Japan: Steady growth led by domestic demand
Our economists expect semi-annual rate hikes until July 2027
Source: Bloomberg, BoJ, Goldman Sachs Research
In Japan, Goldman Sachs Research expects steady growth to continue, with 0.6% real GDP growth this year. Our economists anticipate firm domestic demand, with real private consumption growth of 0.9%. They also expect capital expenditure to maintain its upward trend amid continued high levels of corporate profits.
“We do not see any major risks to the domestic economy, as the solid domestic demand stems from the structural shift to a labor shortage economy with continued high wage growth,” says Akira Otani, senior Japan research economic advisor.

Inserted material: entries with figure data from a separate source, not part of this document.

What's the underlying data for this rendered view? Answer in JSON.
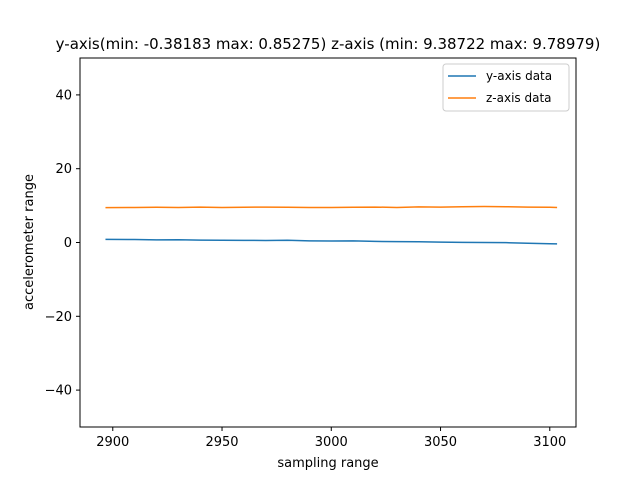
{
  "chart_data": {
    "type": "line",
    "title": "y-axis(min: -0.38183  max: 0.85275) z-axis (min: 9.38722 max: 9.78979)",
    "xlabel": "sampling range",
    "ylabel": "accelerometer range",
    "xlim": [
      2885,
      3112
    ],
    "ylim": [
      -50,
      50
    ],
    "xticks": [
      2900,
      2950,
      3000,
      3050,
      3100
    ],
    "yticks": [
      -40,
      -20,
      0,
      20,
      40
    ],
    "xtick_labels": [
      "2900",
      "2950",
      "3000",
      "3050",
      "3100"
    ],
    "ytick_labels": [
      "−40",
      "−20",
      "0",
      "20",
      "40"
    ],
    "grid": false,
    "legend_position": "top-right",
    "series": [
      {
        "name": "y-axis data",
        "color": "#1f77b4",
        "x": [
          2897,
          2910,
          2920,
          2930,
          2940,
          2950,
          2960,
          2970,
          2980,
          2990,
          3000,
          3010,
          3020,
          3030,
          3040,
          3050,
          3060,
          3070,
          3080,
          3090,
          3100,
          3103
        ],
        "y": [
          0.85,
          0.8,
          0.7,
          0.75,
          0.65,
          0.6,
          0.58,
          0.55,
          0.6,
          0.45,
          0.4,
          0.45,
          0.3,
          0.25,
          0.2,
          0.1,
          0.05,
          0.0,
          -0.05,
          -0.2,
          -0.35,
          -0.38
        ]
      },
      {
        "name": "z-axis data",
        "color": "#ff7f0e",
        "x": [
          2897,
          2910,
          2920,
          2930,
          2940,
          2950,
          2960,
          2970,
          2980,
          2990,
          3000,
          3010,
          3020,
          3030,
          3040,
          3050,
          3060,
          3070,
          3080,
          3090,
          3100,
          3103
        ],
        "y": [
          9.45,
          9.5,
          9.55,
          9.5,
          9.6,
          9.5,
          9.55,
          9.6,
          9.55,
          9.5,
          9.5,
          9.55,
          9.6,
          9.5,
          9.65,
          9.6,
          9.7,
          9.75,
          9.7,
          9.6,
          9.55,
          9.5
        ]
      }
    ]
  }
}
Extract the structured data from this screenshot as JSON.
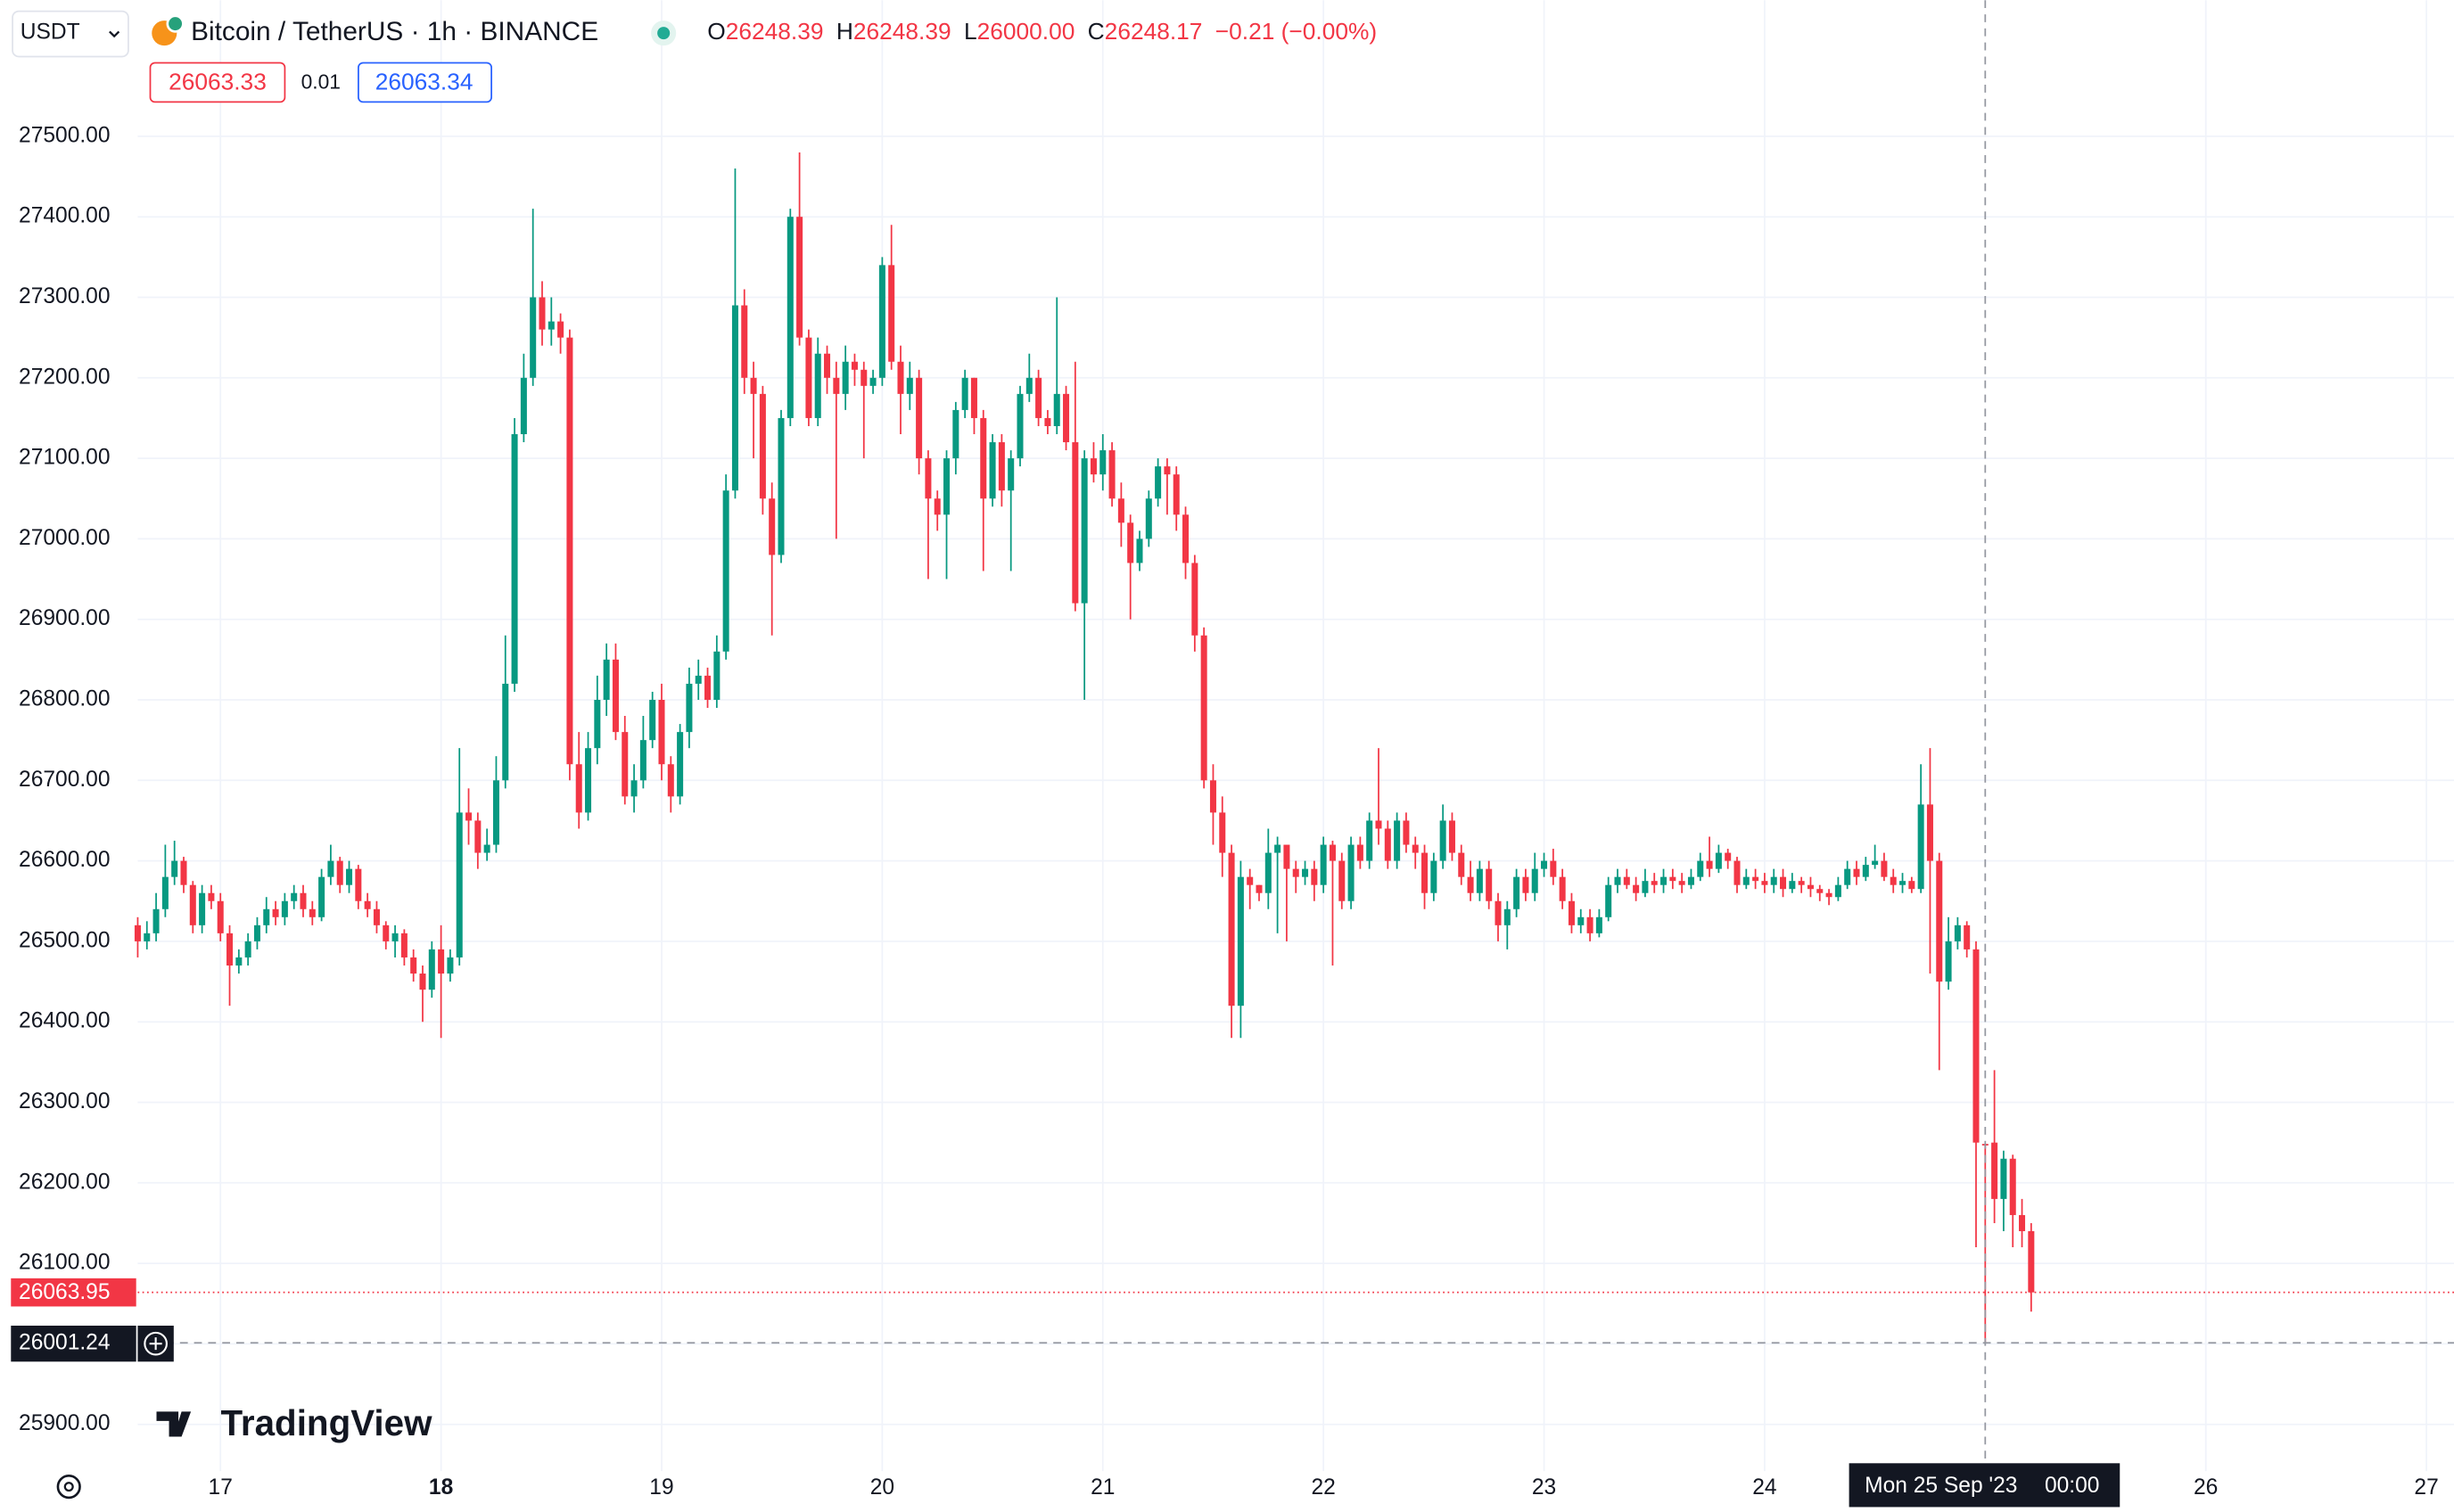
{
  "toolbar": {
    "currency": "USDT",
    "bid": "26063.33",
    "spread": "0.01",
    "ask": "26063.34",
    "brand": "TradingView"
  },
  "legend": [
    {
      "label": "O",
      "value": "26248.39"
    },
    {
      "label": "H",
      "value": "26248.39"
    },
    {
      "label": "L",
      "value": "26000.00"
    },
    {
      "label": "C",
      "value": "26248.17"
    }
  ],
  "change": "−0.21 (−0.00%)",
  "chart_data": {
    "type": "candlestick",
    "title": "Bitcoin / TetherUS · 1h · BINANCE",
    "up_color": "#089981",
    "down_color": "#f23645",
    "grid": true,
    "open": [
      26520,
      26500,
      26510,
      26540,
      26580,
      26600,
      26570,
      26520,
      26560,
      26550,
      26510,
      26470,
      26480,
      26500,
      26520,
      26540,
      26530,
      26550,
      26560,
      26540,
      26530,
      26580,
      26600,
      26570,
      26590,
      26550,
      26540,
      26520,
      26500,
      26510,
      26480,
      26460,
      26440,
      26490,
      26460,
      26480,
      26660,
      26650,
      26610,
      26620,
      26700,
      26820,
      27130,
      27200,
      27300,
      27260,
      27270,
      27250,
      26720,
      26660,
      26740,
      26800,
      26850,
      26760,
      26680,
      26700,
      26750,
      26800,
      26720,
      26680,
      26760,
      26820,
      26830,
      26800,
      26860,
      27060,
      27290,
      27200,
      27180,
      27050,
      26980,
      27150,
      27400,
      27250,
      27150,
      27230,
      27200,
      27180,
      27220,
      27210,
      27190,
      27200,
      27340,
      27220,
      27180,
      27200,
      27100,
      27050,
      27030,
      27100,
      27160,
      27200,
      27150,
      27050,
      27120,
      27060,
      27100,
      27180,
      27200,
      27150,
      27140,
      27180,
      27120,
      26920,
      27100,
      27080,
      27110,
      27050,
      27020,
      26970,
      27000,
      27050,
      27090,
      27080,
      27030,
      26970,
      26880,
      26700,
      26660,
      26610,
      26420,
      26580,
      26570,
      26560,
      26610,
      26620,
      26590,
      26580,
      26590,
      26570,
      26620,
      26600,
      26550,
      26620,
      26600,
      26650,
      26640,
      26600,
      26650,
      26620,
      26610,
      26560,
      26600,
      26650,
      26610,
      26580,
      26560,
      26590,
      26550,
      26520,
      26540,
      26580,
      26560,
      26590,
      26600,
      26580,
      26550,
      26520,
      26530,
      26510,
      26530,
      26570,
      26580,
      26570,
      26560,
      26575,
      26570,
      26580,
      26575,
      26570,
      26580,
      26600,
      26590,
      26610,
      26600,
      26570,
      26580,
      26575,
      26570,
      26580,
      26565,
      26575,
      26570,
      26565,
      26560,
      26555,
      26570,
      26590,
      26580,
      26595,
      26600,
      26580,
      26570,
      26575,
      26565,
      26670,
      26600,
      26450,
      26500,
      26520,
      26490,
      26248.39,
      26250,
      26180,
      26230,
      26160,
      26140
    ],
    "high": [
      26530,
      26525,
      26560,
      26620,
      26625,
      26605,
      26575,
      26570,
      26570,
      26560,
      26520,
      26490,
      26510,
      26530,
      26555,
      26550,
      26560,
      26570,
      26570,
      26550,
      26590,
      26620,
      26605,
      26600,
      26595,
      26560,
      26550,
      26525,
      26520,
      26515,
      26490,
      26470,
      26500,
      26520,
      26490,
      26740,
      26690,
      26660,
      26640,
      26730,
      26880,
      27150,
      27230,
      27410,
      27320,
      27300,
      27280,
      27260,
      26760,
      26760,
      26830,
      26870,
      26870,
      26780,
      26720,
      26780,
      26810,
      26820,
      26730,
      26770,
      26840,
      26850,
      26840,
      26880,
      27080,
      27460,
      27310,
      27220,
      27190,
      27070,
      27160,
      27410,
      27480,
      27260,
      27250,
      27240,
      27220,
      27240,
      27230,
      27220,
      27210,
      27350,
      27390,
      27240,
      27220,
      27210,
      27110,
      27060,
      27110,
      27170,
      27210,
      27200,
      27160,
      27130,
      27130,
      27110,
      27190,
      27230,
      27210,
      27160,
      27300,
      27190,
      27220,
      27110,
      27120,
      27130,
      27120,
      27070,
      27030,
      27010,
      27060,
      27100,
      27100,
      27090,
      27040,
      26980,
      26890,
      26720,
      26680,
      26620,
      26600,
      26590,
      26570,
      26640,
      26630,
      26610,
      26600,
      26600,
      26600,
      26630,
      26625,
      26610,
      26630,
      26630,
      26660,
      26740,
      26650,
      26660,
      26660,
      26630,
      26620,
      26610,
      26670,
      26660,
      26620,
      26600,
      26600,
      26600,
      26560,
      26550,
      26590,
      26590,
      26610,
      26610,
      26615,
      26590,
      26560,
      26540,
      26540,
      26540,
      26580,
      26590,
      26590,
      26580,
      26590,
      26585,
      26590,
      26590,
      26585,
      26590,
      26610,
      26630,
      26620,
      26615,
      26605,
      26590,
      26590,
      26585,
      26590,
      26590,
      26585,
      26580,
      26580,
      26570,
      26565,
      26580,
      26600,
      26600,
      26605,
      26620,
      26610,
      26590,
      26585,
      26580,
      26720,
      26740,
      26610,
      26530,
      26530,
      26525,
      26500,
      26248.39,
      26340,
      26240,
      26235,
      26180,
      26150
    ],
    "low": [
      26480,
      26490,
      26500,
      26530,
      26570,
      26560,
      26510,
      26510,
      26540,
      26500,
      26420,
      26460,
      26470,
      26490,
      26510,
      26520,
      26520,
      26540,
      26530,
      26520,
      26525,
      26570,
      26560,
      26560,
      26540,
      26530,
      26510,
      26490,
      26480,
      26470,
      26450,
      26400,
      26430,
      26380,
      26450,
      26470,
      26620,
      26590,
      26600,
      26610,
      26690,
      26810,
      27120,
      27190,
      27240,
      27240,
      27230,
      26700,
      26640,
      26650,
      26720,
      26780,
      26750,
      26670,
      26660,
      26690,
      26740,
      26700,
      26660,
      26670,
      26740,
      26800,
      26790,
      26790,
      26850,
      27050,
      27180,
      27100,
      27030,
      26880,
      26970,
      27140,
      27240,
      27140,
      27140,
      27180,
      27000,
      27160,
      27190,
      27100,
      27180,
      27190,
      27210,
      27130,
      27160,
      27080,
      26950,
      27010,
      26950,
      27080,
      27150,
      27130,
      26960,
      27040,
      27040,
      26960,
      27090,
      27170,
      27140,
      27130,
      27130,
      27110,
      26910,
      26800,
      27070,
      27060,
      27040,
      26990,
      26900,
      26960,
      26990,
      27040,
      27030,
      27010,
      26950,
      26860,
      26690,
      26620,
      26580,
      26380,
      26380,
      26540,
      26550,
      26540,
      26510,
      26500,
      26560,
      26570,
      26550,
      26560,
      26470,
      26540,
      26540,
      26590,
      26590,
      26620,
      26590,
      26590,
      26610,
      26590,
      26540,
      26550,
      26590,
      26600,
      26570,
      26550,
      26550,
      26540,
      26500,
      26490,
      26530,
      26550,
      26550,
      26580,
      26570,
      26540,
      26510,
      26510,
      26500,
      26505,
      26525,
      26560,
      26565,
      26550,
      26555,
      26560,
      26560,
      26565,
      26560,
      26565,
      26575,
      26580,
      26585,
      26590,
      26560,
      26565,
      26565,
      26560,
      26560,
      26555,
      26560,
      26560,
      26555,
      26550,
      26545,
      26550,
      26565,
      26570,
      26575,
      26590,
      26575,
      26560,
      26560,
      26560,
      26560,
      26460,
      26340,
      26440,
      26490,
      26480,
      26120,
      26000,
      26150,
      26140,
      26120,
      26120,
      26040
    ],
    "close": [
      26500,
      26510,
      26540,
      26580,
      26600,
      26570,
      26520,
      26560,
      26550,
      26510,
      26470,
      26480,
      26500,
      26520,
      26540,
      26530,
      26550,
      26560,
      26540,
      26530,
      26580,
      26600,
      26570,
      26590,
      26550,
      26540,
      26520,
      26500,
      26510,
      26480,
      26460,
      26440,
      26490,
      26460,
      26480,
      26660,
      26650,
      26610,
      26620,
      26700,
      26820,
      27130,
      27200,
      27300,
      27260,
      27270,
      27250,
      26720,
      26660,
      26740,
      26800,
      26850,
      26760,
      26680,
      26700,
      26750,
      26800,
      26720,
      26680,
      26760,
      26820,
      26830,
      26800,
      26860,
      27060,
      27290,
      27200,
      27180,
      27050,
      26980,
      27150,
      27400,
      27250,
      27150,
      27230,
      27200,
      27180,
      27220,
      27210,
      27190,
      27200,
      27340,
      27220,
      27180,
      27200,
      27100,
      27050,
      27030,
      27100,
      27160,
      27200,
      27150,
      27050,
      27120,
      27060,
      27100,
      27180,
      27200,
      27150,
      27140,
      27180,
      27120,
      26920,
      27100,
      27080,
      27110,
      27050,
      27020,
      26970,
      27000,
      27050,
      27090,
      27080,
      27030,
      26970,
      26880,
      26700,
      26660,
      26610,
      26420,
      26580,
      26570,
      26560,
      26610,
      26620,
      26590,
      26580,
      26590,
      26570,
      26620,
      26600,
      26550,
      26620,
      26600,
      26650,
      26640,
      26600,
      26650,
      26620,
      26610,
      26560,
      26600,
      26650,
      26610,
      26580,
      26560,
      26590,
      26550,
      26520,
      26540,
      26580,
      26560,
      26590,
      26600,
      26580,
      26550,
      26520,
      26530,
      26510,
      26530,
      26570,
      26580,
      26570,
      26560,
      26575,
      26570,
      26580,
      26575,
      26570,
      26580,
      26600,
      26590,
      26610,
      26600,
      26570,
      26580,
      26575,
      26570,
      26580,
      26565,
      26575,
      26570,
      26565,
      26560,
      26555,
      26570,
      26590,
      26580,
      26595,
      26600,
      26580,
      26570,
      26575,
      26565,
      26670,
      26600,
      26450,
      26500,
      26520,
      26490,
      26250,
      26248.17,
      26180,
      26230,
      26160,
      26140,
      26063.95
    ],
    "ylim": [
      25842,
      27669
    ],
    "yticks": [
      {
        "value": 25900,
        "label": "25900.00"
      },
      {
        "value": 26000,
        "label": "26000.00"
      },
      {
        "value": 26100,
        "label": "26100.00"
      },
      {
        "value": 26200,
        "label": "26200.00"
      },
      {
        "value": 26300,
        "label": "26300.00"
      },
      {
        "value": 26400,
        "label": "26400.00"
      },
      {
        "value": 26500,
        "label": "26500.00"
      },
      {
        "value": 26600,
        "label": "26600.00"
      },
      {
        "value": 26700,
        "label": "26700.00"
      },
      {
        "value": 26800,
        "label": "26800.00"
      },
      {
        "value": 26900,
        "label": "26900.00"
      },
      {
        "value": 27000,
        "label": "27000.00"
      },
      {
        "value": 27100,
        "label": "27100.00"
      },
      {
        "value": 27200,
        "label": "27200.00"
      },
      {
        "value": 27300,
        "label": "27300.00"
      },
      {
        "value": 27400,
        "label": "27400.00"
      },
      {
        "value": 27500,
        "label": "27500.00"
      }
    ],
    "xlim": [
      0,
      252
    ],
    "xticks": [
      {
        "value": 9,
        "label": "17"
      },
      {
        "value": 33,
        "label": "18"
      },
      {
        "value": 57,
        "label": "19"
      },
      {
        "value": 81,
        "label": "20"
      },
      {
        "value": 105,
        "label": "21"
      },
      {
        "value": 129,
        "label": "22"
      },
      {
        "value": 153,
        "label": "23"
      },
      {
        "value": 177,
        "label": "24"
      },
      {
        "value": 225,
        "label": "26"
      },
      {
        "value": 249,
        "label": "27"
      }
    ],
    "crosshair": {
      "price": 26001.24,
      "date": "Mon 25 Sep '23",
      "time": "00:00"
    }
  }
}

With underlying inflation expected to continue rising moderately, monetary policy is reaching a crucial stage. Our economists expect the Bank of Japan to accelerate interest rate hikes to a semi-annual pace from the once-a-year pace of 2025. They forecast that the central bank will raise the policy rate to 1% this year—most likely in July—and that it will continue to hike roughly every six months until it reaches 1.5%.
The UK: “Another mixed year”
UK employment growth (annualized)
Source: Haver Analytics, Goldman Sachs Research
In the UK, our economists anticipate a weakening labor market on the one hand and a boost from cooling inflation and rate cuts on the other. Overall, Goldman Sachs Research forecasts the UK economy will grow by 1.5% over the next four quarters, up from 1% over the last year.
Goldman Sachs Research expects the unemployment rate to rise until March before stabilizing for the remainder of 2026 as economic growth picks up.
Our economists project headline inflation will decelerate to 2.2% in the second quarter of 2026, down from an average of 3.4% in 2025.
The combination of a weakening labor market and fading inflation should allow the central bank to reduce interest rates. Goldman Sachs Research anticipates three further 25 basis-point cuts this year, bringing the Bank of England’s key policy rate to 3%.